I think most young people are over it. I was in Montreal this week to promote “Miss Montreal” and most people under 30 seem effortlessly bilingual. Anglos who have chosen to stay know they have to speak French, and most Francophones understand that English has become the world’s language of business and science, and being able to speak it can only increase their opportunities. It’s the old crowd of separatists that can’t let go of the dream of an independent Quebec, that keeps stirring up old linguistic tensions. This, I hope, will pass with that generation.
Friction between Arabs and Jews in Montreal also figures in the book. Aside from Israel-related protests, I haven’t seen much of that. Have you experienced it yourself?

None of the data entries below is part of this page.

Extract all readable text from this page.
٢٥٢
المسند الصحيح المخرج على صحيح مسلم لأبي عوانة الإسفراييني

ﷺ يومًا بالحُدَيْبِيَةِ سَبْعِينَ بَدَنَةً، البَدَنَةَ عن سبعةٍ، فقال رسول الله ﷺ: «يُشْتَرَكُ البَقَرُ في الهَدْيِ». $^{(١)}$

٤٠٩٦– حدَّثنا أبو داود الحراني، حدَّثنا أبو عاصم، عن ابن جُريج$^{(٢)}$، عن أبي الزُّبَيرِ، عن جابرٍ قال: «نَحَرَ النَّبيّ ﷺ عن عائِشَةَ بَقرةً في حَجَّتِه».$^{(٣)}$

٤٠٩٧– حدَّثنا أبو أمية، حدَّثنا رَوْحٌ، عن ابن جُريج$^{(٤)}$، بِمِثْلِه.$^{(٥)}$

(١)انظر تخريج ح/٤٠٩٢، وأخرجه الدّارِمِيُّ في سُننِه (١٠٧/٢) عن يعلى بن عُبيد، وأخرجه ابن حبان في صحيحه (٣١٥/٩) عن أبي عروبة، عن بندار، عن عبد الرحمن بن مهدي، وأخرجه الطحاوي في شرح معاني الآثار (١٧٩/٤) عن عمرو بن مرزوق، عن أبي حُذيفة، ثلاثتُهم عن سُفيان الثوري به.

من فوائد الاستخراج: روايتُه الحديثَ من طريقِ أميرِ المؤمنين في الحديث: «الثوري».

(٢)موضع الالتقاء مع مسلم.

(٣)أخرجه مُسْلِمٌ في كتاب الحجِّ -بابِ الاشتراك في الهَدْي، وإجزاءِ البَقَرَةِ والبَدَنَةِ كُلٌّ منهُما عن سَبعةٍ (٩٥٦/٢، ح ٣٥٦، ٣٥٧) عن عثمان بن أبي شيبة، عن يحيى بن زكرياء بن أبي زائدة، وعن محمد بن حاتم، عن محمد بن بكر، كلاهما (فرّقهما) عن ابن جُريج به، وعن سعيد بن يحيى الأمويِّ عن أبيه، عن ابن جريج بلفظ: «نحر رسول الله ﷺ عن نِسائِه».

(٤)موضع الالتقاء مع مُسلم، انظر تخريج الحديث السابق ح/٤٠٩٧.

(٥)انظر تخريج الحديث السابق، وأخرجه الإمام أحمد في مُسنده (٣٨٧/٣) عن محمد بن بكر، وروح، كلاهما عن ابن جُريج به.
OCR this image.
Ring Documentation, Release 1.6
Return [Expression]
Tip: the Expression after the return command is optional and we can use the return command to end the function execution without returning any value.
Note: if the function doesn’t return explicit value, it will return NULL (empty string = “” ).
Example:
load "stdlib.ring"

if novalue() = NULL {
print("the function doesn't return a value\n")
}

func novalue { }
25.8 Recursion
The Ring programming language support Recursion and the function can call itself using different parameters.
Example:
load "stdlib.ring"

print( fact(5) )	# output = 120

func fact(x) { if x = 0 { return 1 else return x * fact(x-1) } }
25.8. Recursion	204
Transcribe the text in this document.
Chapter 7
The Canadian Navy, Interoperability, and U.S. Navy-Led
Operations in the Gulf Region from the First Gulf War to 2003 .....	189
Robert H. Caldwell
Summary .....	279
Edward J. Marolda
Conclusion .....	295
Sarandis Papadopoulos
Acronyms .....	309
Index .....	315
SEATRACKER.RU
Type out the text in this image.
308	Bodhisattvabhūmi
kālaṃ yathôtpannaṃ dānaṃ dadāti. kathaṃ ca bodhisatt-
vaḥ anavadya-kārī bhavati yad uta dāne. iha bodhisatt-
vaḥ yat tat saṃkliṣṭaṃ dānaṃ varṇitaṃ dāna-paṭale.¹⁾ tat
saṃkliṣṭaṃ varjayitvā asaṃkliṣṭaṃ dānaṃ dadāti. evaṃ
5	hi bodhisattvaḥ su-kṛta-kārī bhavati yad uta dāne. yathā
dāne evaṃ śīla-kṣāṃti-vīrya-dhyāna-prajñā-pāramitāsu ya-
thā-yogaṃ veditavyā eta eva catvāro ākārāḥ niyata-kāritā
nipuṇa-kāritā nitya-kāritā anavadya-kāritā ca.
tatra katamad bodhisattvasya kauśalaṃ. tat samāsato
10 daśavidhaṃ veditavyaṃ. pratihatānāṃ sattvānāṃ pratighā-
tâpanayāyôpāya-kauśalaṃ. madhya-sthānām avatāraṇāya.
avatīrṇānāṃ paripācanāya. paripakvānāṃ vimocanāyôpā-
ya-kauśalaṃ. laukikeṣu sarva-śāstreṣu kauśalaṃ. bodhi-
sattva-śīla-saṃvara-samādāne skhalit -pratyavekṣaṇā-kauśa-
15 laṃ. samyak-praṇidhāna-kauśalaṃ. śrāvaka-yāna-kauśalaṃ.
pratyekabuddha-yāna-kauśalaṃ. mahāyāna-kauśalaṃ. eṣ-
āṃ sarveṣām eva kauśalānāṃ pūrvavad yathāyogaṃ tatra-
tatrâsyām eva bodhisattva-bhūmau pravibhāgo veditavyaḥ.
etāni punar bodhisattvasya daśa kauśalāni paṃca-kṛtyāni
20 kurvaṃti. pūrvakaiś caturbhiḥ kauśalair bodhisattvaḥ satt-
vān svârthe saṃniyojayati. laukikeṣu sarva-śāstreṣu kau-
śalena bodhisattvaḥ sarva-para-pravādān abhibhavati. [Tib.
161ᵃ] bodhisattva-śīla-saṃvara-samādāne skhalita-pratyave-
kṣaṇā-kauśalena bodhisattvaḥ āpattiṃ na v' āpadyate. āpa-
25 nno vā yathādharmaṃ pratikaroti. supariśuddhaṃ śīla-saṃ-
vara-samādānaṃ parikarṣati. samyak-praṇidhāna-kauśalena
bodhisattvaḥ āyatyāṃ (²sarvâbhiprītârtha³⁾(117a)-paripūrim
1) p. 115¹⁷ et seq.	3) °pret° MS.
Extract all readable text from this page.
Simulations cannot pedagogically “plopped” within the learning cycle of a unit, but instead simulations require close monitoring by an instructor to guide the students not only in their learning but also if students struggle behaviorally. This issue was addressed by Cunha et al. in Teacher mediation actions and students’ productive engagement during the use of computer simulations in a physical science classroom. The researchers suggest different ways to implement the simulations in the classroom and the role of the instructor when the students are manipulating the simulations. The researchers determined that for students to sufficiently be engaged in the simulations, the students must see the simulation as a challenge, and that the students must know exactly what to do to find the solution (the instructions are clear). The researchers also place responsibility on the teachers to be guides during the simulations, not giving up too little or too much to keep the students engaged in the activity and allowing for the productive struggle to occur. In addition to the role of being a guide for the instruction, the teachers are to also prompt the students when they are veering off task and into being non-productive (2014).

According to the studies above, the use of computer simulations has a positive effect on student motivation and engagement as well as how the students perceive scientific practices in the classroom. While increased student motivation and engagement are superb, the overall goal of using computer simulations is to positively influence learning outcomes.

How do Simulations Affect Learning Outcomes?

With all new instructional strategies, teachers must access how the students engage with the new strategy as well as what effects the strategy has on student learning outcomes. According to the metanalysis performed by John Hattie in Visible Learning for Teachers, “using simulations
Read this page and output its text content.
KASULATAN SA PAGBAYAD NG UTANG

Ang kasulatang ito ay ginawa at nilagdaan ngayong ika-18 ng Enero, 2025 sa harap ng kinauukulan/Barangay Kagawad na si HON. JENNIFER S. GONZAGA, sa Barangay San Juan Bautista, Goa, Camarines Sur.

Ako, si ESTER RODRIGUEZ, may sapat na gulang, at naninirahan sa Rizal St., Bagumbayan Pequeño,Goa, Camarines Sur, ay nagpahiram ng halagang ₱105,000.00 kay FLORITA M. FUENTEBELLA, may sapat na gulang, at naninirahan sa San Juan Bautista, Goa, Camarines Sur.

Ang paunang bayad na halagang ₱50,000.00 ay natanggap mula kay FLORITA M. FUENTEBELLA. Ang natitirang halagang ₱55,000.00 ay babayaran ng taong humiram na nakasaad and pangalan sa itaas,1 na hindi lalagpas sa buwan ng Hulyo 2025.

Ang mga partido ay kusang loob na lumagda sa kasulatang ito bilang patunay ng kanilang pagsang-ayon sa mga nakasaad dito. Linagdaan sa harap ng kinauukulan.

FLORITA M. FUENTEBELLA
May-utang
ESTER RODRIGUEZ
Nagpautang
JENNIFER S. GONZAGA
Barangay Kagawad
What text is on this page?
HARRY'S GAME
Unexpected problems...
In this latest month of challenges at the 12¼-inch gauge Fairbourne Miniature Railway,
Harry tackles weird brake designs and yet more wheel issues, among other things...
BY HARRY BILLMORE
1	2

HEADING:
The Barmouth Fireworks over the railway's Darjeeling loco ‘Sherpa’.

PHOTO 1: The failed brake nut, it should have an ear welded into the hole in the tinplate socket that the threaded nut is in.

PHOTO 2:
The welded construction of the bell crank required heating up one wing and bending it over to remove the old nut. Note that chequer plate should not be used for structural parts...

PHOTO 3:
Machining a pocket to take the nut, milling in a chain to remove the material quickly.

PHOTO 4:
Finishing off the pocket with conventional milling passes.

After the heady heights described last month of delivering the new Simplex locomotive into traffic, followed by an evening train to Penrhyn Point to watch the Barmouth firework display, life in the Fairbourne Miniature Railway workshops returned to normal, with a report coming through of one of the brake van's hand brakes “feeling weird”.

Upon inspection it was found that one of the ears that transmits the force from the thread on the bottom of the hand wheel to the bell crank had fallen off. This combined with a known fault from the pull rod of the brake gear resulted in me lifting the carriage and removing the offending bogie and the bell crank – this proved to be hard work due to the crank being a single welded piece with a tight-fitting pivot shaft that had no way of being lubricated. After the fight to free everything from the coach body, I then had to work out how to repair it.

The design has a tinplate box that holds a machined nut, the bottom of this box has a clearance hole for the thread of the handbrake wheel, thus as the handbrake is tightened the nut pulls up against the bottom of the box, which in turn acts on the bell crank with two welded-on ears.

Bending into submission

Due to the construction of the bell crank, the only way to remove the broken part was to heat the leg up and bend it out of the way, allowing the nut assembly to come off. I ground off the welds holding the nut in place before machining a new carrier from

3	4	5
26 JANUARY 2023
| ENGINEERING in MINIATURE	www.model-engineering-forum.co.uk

Growing up in Montreal, where I lived until 1984, I experienced very little anti-Semitism. Maybe the odd slur by a French kid, or hearing an Anglo used the word Jew as a verb, but nothing more. Most Arabs I met were Lebanese Christians who integrated very smoothly into Montreal society. Sadly the friction does loom large now, whether it’s the boycott of a store that dares sell Israeli sandals, or firebombs set in Jewish schools by young Islamists in retaliation for a Gaza incursion. I sometimes fear Montreal could become more like France, where Jews are openly harassed by young Muslim men, but I like to think the larger majority wouldn’t tolerate it.
Your murder victims are Jewish. Does that play into a certain paranoid worldview — that we’re in perpetual danger, no matter where we live or how safe we feel?
None of the victims in my books are killed specifically because they are Jewish. They’ve just become involved in situations that put them in danger: cross-border pharmaceutical smuggling, a development project on shaky ground, an organ theft ring. In Slammin’ Sammy’s case, because he has found out things that put him in jeopardy. I do feel that Jews are sometimes in danger just because they are Jewish — in France, Hungary and other European countries — but that isn’t part of my books, at least not yet.
You teach mystery and suspense writing at U of T. What are three things no great mystery or suspense book can exist without?
First is a resourceful and compelling central character that people can identify with on some level, whether it’s a cop, private eye, amateur sleuth or anti-hero. Second, I think you need to take that character on a journey fraught with obstacles, in the way that Joseph Campbell has described the archetypal hero’s journey. Third, I like to include a crime that makes me, and therefore my hero, angry. That will make readers angry.
Your web site notes there’s a TV show in development based on Jonah Geller, with one of the “Law & Order” creators on board. Who’s your ideal choice to play Jonah?
If I had a computer program that could morph a few people together based on various qualities, there would be a buffer Zach Braff, a bigger David Krumholz, a younger Rob Morrow — like that.
Where’s Jonah headed next?
I’m not sure. I was in Cleveland last year for Bouchercon, the Mystery Writers of America’s annual conference, and The Band’s song “Look Out, Cleveland” kept running through my head. I like gritty upstate New York cities like Buffalo and Syracuse. A return to Montreal also isn’t out of the question.